Golear o Haiti, hoje, é obrigação. Não tem outra palavra: obrigação. Vencer, então, nem se fala. Sou capaz de apostar que jogadores haitianos pedirão autógrafos aos brasileiros antes de entrarem em campo. E se Neymar estivesse em campo… Aliás, a ausência de Neymar, não pelo seu futebol, talvez seja o maior problema da seleção brasileira atualmente. Antes da partida contra o Equador, alguns jogadores equatorianos chegaram a dizer que “enfrentar o Brasil não dá mais aquele medo de antes”. Isso é ruim, muito ruim.

A camisa amarela ainda pesa? Sem dúvida alguma. Veremos isso esta noite. Mas o Haiti não é nosso adversário nas eliminatórias. Nem é candidato a título algum no futebol internacional. Por isso a obrigação da goleada. Quando puder, a seleção brasileira precisa atropelar o rival. Mostrar que o futebol de Didi, Garrincha, Pelé, Rivelino, Zico, Sócrates, Falcão, Romário, Rivaldo não foi destruído. Pode estar esquecido, mas existe. O-bri-ga-ção. Assim se resume o duelo desta noite do Brasil contra o Haiti. Obrigação de golear. Fora isso, talvez seja até melhor ser logo eliminado e mandar Dunga embora.

Despojamento?

Quando estava escrevendo a coluna recebi a informação do início, em Londres, do leilão de objetos pertencentes a Pelé. Um leilão que deixa qualquer amante do futebol enlouquecido. Quem não gostaria de ter uma réplica da Jules Rimet, presenteada pela Fifa, que pertenceu ao maior jogador de todos os tempos? A previsão era de que fosse vendida por US$ 600 mil. Caro? Barato? E as medalhas de campeão do mundo, a US$ 70 mil cada? A bola do milésimo gol, por US$ 60 mil…

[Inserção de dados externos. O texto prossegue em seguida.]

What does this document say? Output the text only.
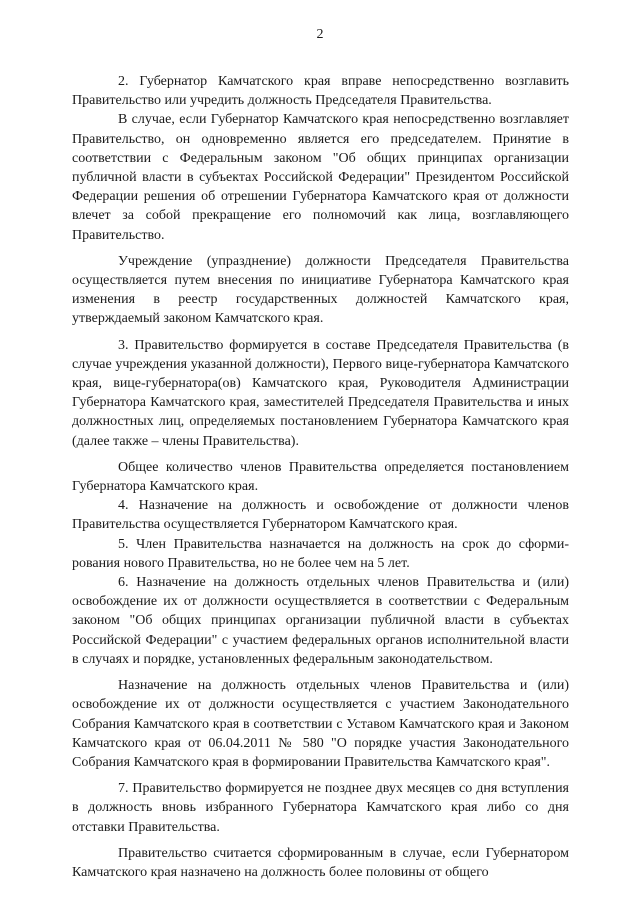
2

2. Губернатор Камчатского края вправе непосредственно возглавить Правительство или учредить должность Председателя Правительства.

В случае, если Губернатор Камчатского края непосредственно возглавляет Правительство, он одновременно является его председателем. Принятие в соответствии с Федеральным законом "Об общих принципах организации публичной власти в субъектах Российской Федерации" Президентом Российской Федерации решения об отрешении Губернатора Камчатского края от должности влечет за собой прекращение его полномочий как лица, возглавляющего Правительство.

Учреждение (упразднение) должности Председателя Правительства осуществляется путем внесения по инициативе Губернатора Камчатского края изменения в реестр государственных должностей Камчатского края, утверждаемый законом Камчатского края.

3. Правительство формируется в составе Председателя Правительства (в случае учреждения указанной должности), Первого вице-губернатора Камчатского края, вице-губернатора(ов) Камчатского края, Руководителя Администрации Губернатора Камчатского края, заместителей Председателя Правительства и иных должностных лиц, определяемых постановлением Губернатора Камчатского края (далее также – члены Правительства).

Общее количество членов Правительства определяется постановлением Губернатора Камчатского края.

4. Назначение на должность и освобождение от должности членов Правительства осуществляется Губернатором Камчатского края.

5. Член Правительства назначается на должность на срок до сформирования нового Правительства, но не более чем на 5 лет.

6. Назначение на должность отдельных членов Правительства и (или) освобождение их от должности осуществляется в соответствии с Федеральным законом "Об общих принципах организации публичной власти в субъектах Российской Федерации" с участием федеральных органов исполнительной власти в случаях и порядке, установленных федеральным законодательством.

Назначение на должность отдельных членов Правительства и (или) освобождение их от должности осуществляется с участием Законодательного Собрания Камчатского края в соответствии с Уставом Камчатского края и Законом Камчатского края от 06.04.2011 № 580 "О порядке участия Законодательного Собрания Камчатского края в формировании Правительства Камчатского края".

7. Правительство формируется не позднее двух месяцев со дня вступления в должность вновь избранного Губернатора Камчатского края либо со дня отставки Правительства.

Правительство считается сформированным в случае, если Губернатором Камчатского края назначено на должность более половины от общего
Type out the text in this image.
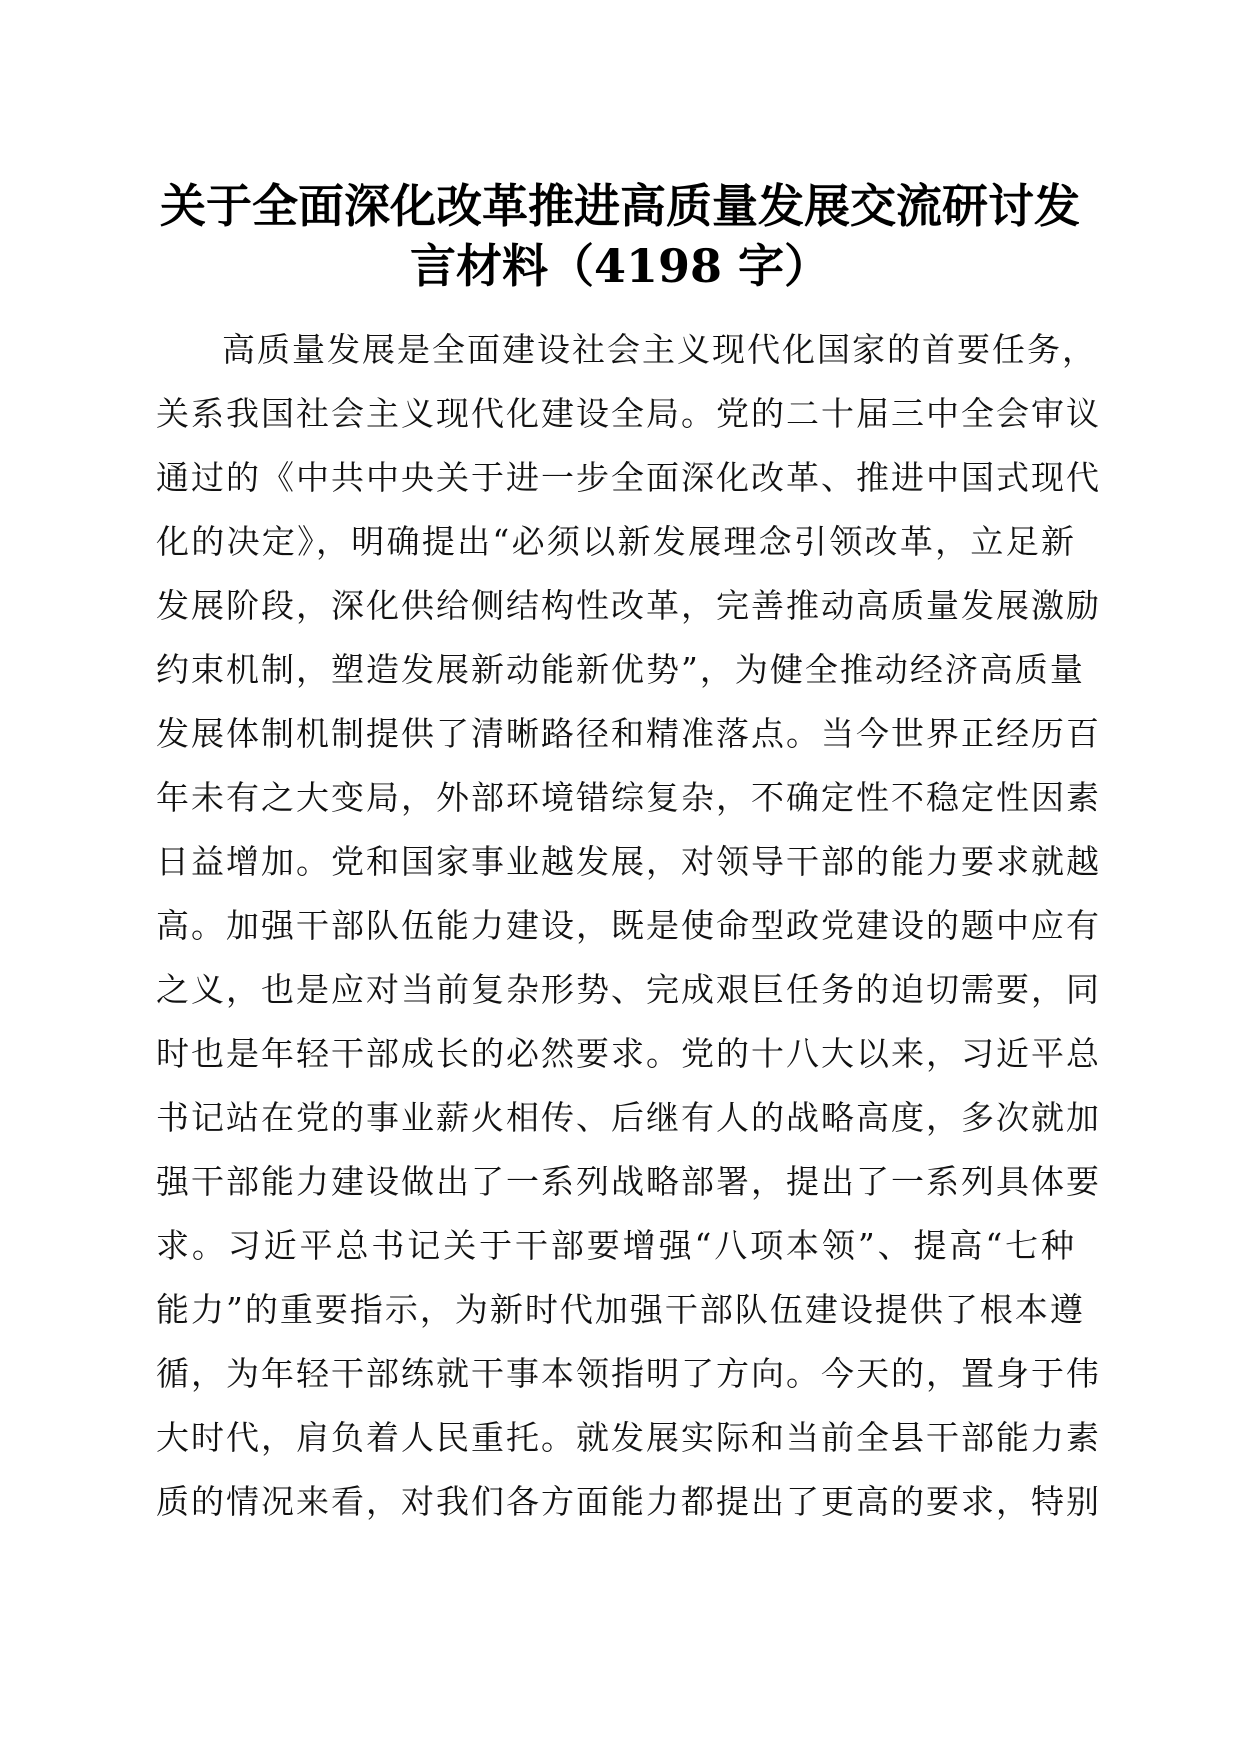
关于全面深化改革推进高质量发展交流研讨发
言材料（4198 字）
高质量发展是全面建设社会主义现代化国家的首要任务，
关系我国社会主义现代化建设全局。党的二十届三中全会审议
通过的《中共中央关于进一步全面深化改革、推进中国式现代
化的决定》，明确提出“必须以新发展理念引领改革，立足新
发展阶段，深化供给侧结构性改革，完善推动高质量发展激励
约束机制，塑造发展新动能新优势”，为健全推动经济高质量
发展体制机制提供了清晰路径和精准落点。当今世界正经历百
年未有之大变局，外部环境错综复杂，不确定性不稳定性因素
日益增加。党和国家事业越发展，对领导干部的能力要求就越
高。加强干部队伍能力建设，既是使命型政党建设的题中应有
之义，也是应对当前复杂形势、完成艰巨任务的迫切需要，同
时也是年轻干部成长的必然要求。党的十八大以来，习近平总
书记站在党的事业薪火相传、后继有人的战略高度，多次就加
强干部能力建设做出了一系列战略部署，提出了一系列具体要
求。习近平总书记关于干部要增强“八项本领”、提高“七种
能力”的重要指示，为新时代加强干部队伍建设提供了根本遵
循，为年轻干部练就干事本领指明了方向。今天的，置身于伟
大时代，肩负着人民重托。就发展实际和当前全县干部能力素
质的情况来看，对我们各方面能力都提出了更高的要求，特别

São mais de dois mil objetos, incluindo alguns que nada tem a ver com o universo do futebol, como boletins escolares. A lista é grande e interessante. O valor que se espera arrecadar, então, ainda maior: cerca de US$ 4 milhões. Isso mesmo, quase R$ 15 milhões. Parte do valor, não divulgado o percentual, Pelé promete doar para o hospital infantil Pequeno Príncipe, em Curitiba, que há tempos Pelé já ajudou com a renda de medalhas de seus gols.

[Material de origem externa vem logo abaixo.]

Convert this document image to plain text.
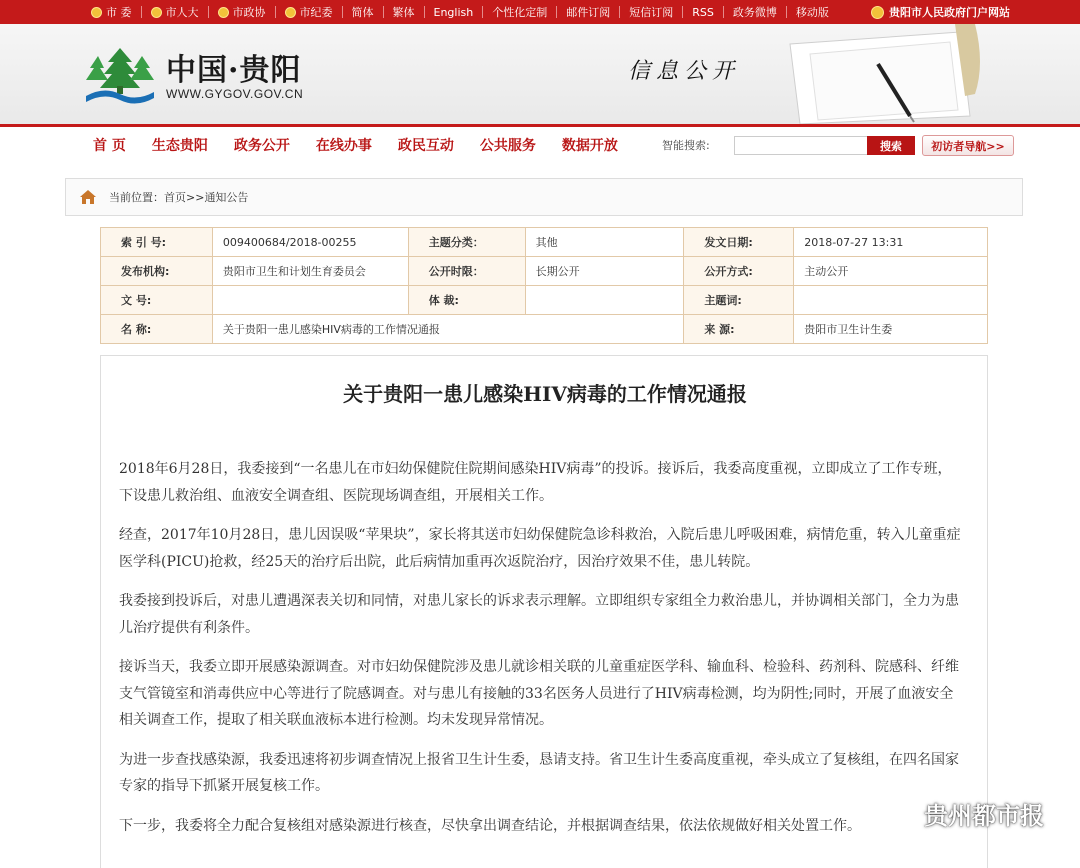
市 委	市人大	市政协	市纪委 简体 繁体 English 个性化定制 邮件订阅 短信订阅 RSS 政务微博 移动版	贵阳市人民政府门户网站
中国·贵阳
WWW.GYGOV.GOV.CN
信息公开
首 页	生态贵阳	政务公开	在线办事	政民互动	公共服务	数据开放	智能搜索:	搜索	初访者导航>>
当前位置： 首页 >> 通知公告
索 引 号:	009400684/2018-00255	主题分类：	其他	发文日期:	2018-07-27 13:31
发布机构:	贵阳市卫生和计划生育委员会	公开时限：	长期公开	公开方式:	主动公开
文 号:		体 裁:		主题词:	
名 称:	关于贵阳一患儿感染HIV病毒的工作情况通报			来 源:	贵阳市卫生计生委
关于贵阳一患儿感染HIV病毒的工作情况通报

2018年6月28日，我委接到“一名患儿在市妇幼保健院住院期间感染HIV病毒”的投诉。接诉后，我委高度重视，立即成立了工作专班，下设患儿救治组、血液安全调查组、医院现场调查组，开展相关工作。

经查，2017年10月28日，患儿因误吸“苹果块”，家长将其送市妇幼保健院急诊科救治，入院后患儿呼吸困难，病情危重，转入儿童重症医学科(PICU)抢救，经25天的治疗后出院，此后病情加重再次返院治疗，因治疗效果不佳，患儿转院。

我委接到投诉后，对患儿遭遇深表关切和同情，对患儿家长的诉求表示理解。立即组织专家组全力救治患儿，并协调相关部门，全力为患儿治疗提供有利条件。

接诉当天，我委立即开展感染源调查。对市妇幼保健院涉及患儿就诊相关联的儿童重症医学科、输血科、检验科、药剂科、院感科、纤维支气管镜室和消毒供应中心等进行了院感调查。对与患儿有接触的33名医务人员进行了HIV病毒检测，均为阴性;同时，开展了血液安全相关调查工作，提取了相关联血液标本进行检测。均未发现异常情况。

为进一步查找感染源，我委迅速将初步调查情况上报省卫生计生委，恳请支持。省卫生计生委高度重视，牵头成立了复核组，在四名国家专家的指导下抓紧开展复核工作。

下一步，我委将全力配合复核组对感染源进行核查，尽快拿出调查结论，并根据调查结果，依法依规做好相关处置工作。	贵州都市报
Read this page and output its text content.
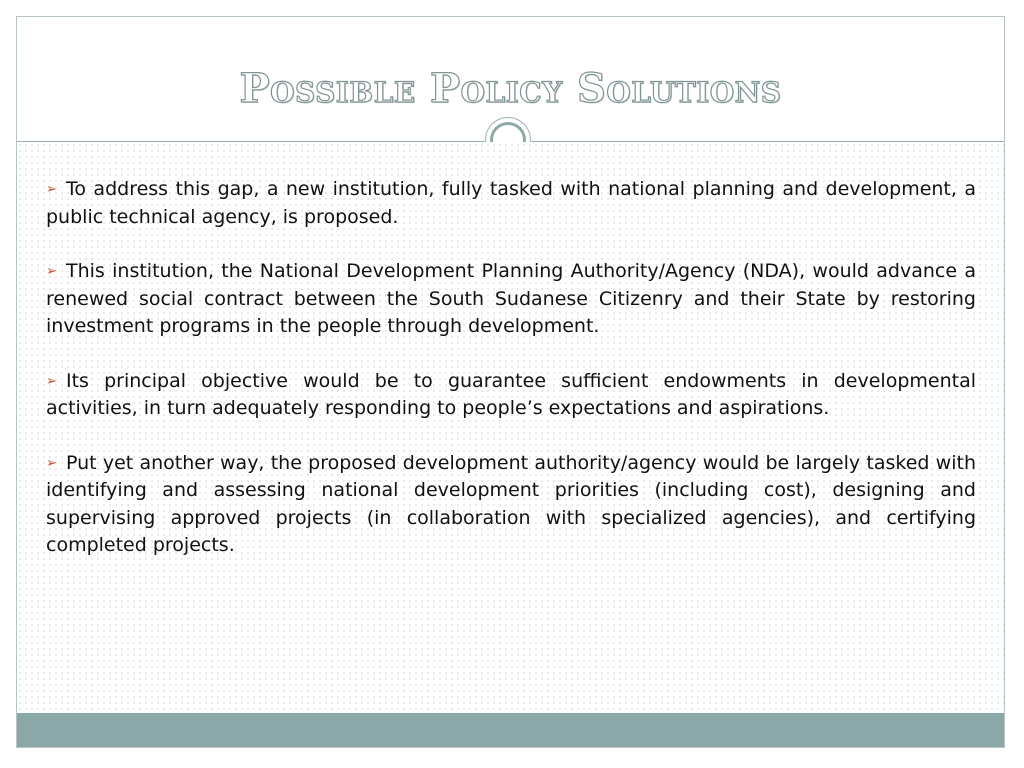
Possible Policy Solutions
➢ To address this gap, a new institution, fully tasked with national planning and development, a public technical agency, is proposed.
➢ This institution, the National Development Planning Authority/Agency (NDA), would advance a renewed social contract between the South Sudanese Citizenry and their State by restoring investment programs in the people through development.
➢ Its principal objective would be to guarantee sufficient endowments in developmental activities, in turn adequately responding to people’s expectations and aspirations.
➢ Put yet another way, the proposed development authority/agency would be largely tasked with identifying and assessing national development priorities (including cost), designing and supervising approved projects (in collaboration with specialized agencies), and certifying completed projects.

O rei do futebol afirma que faz tudo isso para ajudar os carentes. Não há como dizer que a afirmação é 100% verdadeira ou tenha um quê de demagogia. Como são inúmeras as histórias de grandes ídolos que nos surpreendem em dificuldades financeiras, fico imaginando o que acontece com alguém para desfazer-se de suas memórias. Eu, com sinceridade, não teria todo este despojamento, esta coragem.

08

Daqui a alguns dias abre-se a janela de contratações na Europa. E na China. Motivo de temor para vários clubes brasileiros. Quando a janela se fechar teremos um novo Brasileiro começando, estejam certos disso. Quem vai embora, quem vai ficar? As cenas dos próximos capítulos prometem ser tão instigantes quanto reveladoras.

Aproveitando a folga do Brasileiro neste meio de semana, o Fluminense, por exemplo, vê seu melhor jogador viajar à Itália para tirar um passaporte comunitário. Cascata. Tenho o mesmo documento e o providenciei no centro do Rio de Janeiro, no consulado italiano. Está mais do que claro que Gustavo Scarpa viajou para negociar seu contrato. Dizem que três times manifestaram interesse na sua contratação, a Roma, a Internazionale e o Milan.

O Santos também deverá sofrer. Muito. Como já está desfalcado por causa da seleção brasileira, talvez quando todos os outros começarem a remontar o time da Vila Belmiro já esteja alguns degraus acima. Mesmo assim, a janela promete desfalcar bastante a equipe de Dorival Junior. O mesmo se pode dizer do Corinthians.

E não estranhem esta movimentação do futebol chinês, demitindo aqui e ali. Quem decepcionou está indo embora. Abrindo vaga (e dinheiro) para novas contratações. Eles virão com apetite, de novo. A intenção é fortalecer o futebol por lá para tentar a Copa do Mundo de 2026. Só que a briga promete ser dura contra México e Estados Unidos.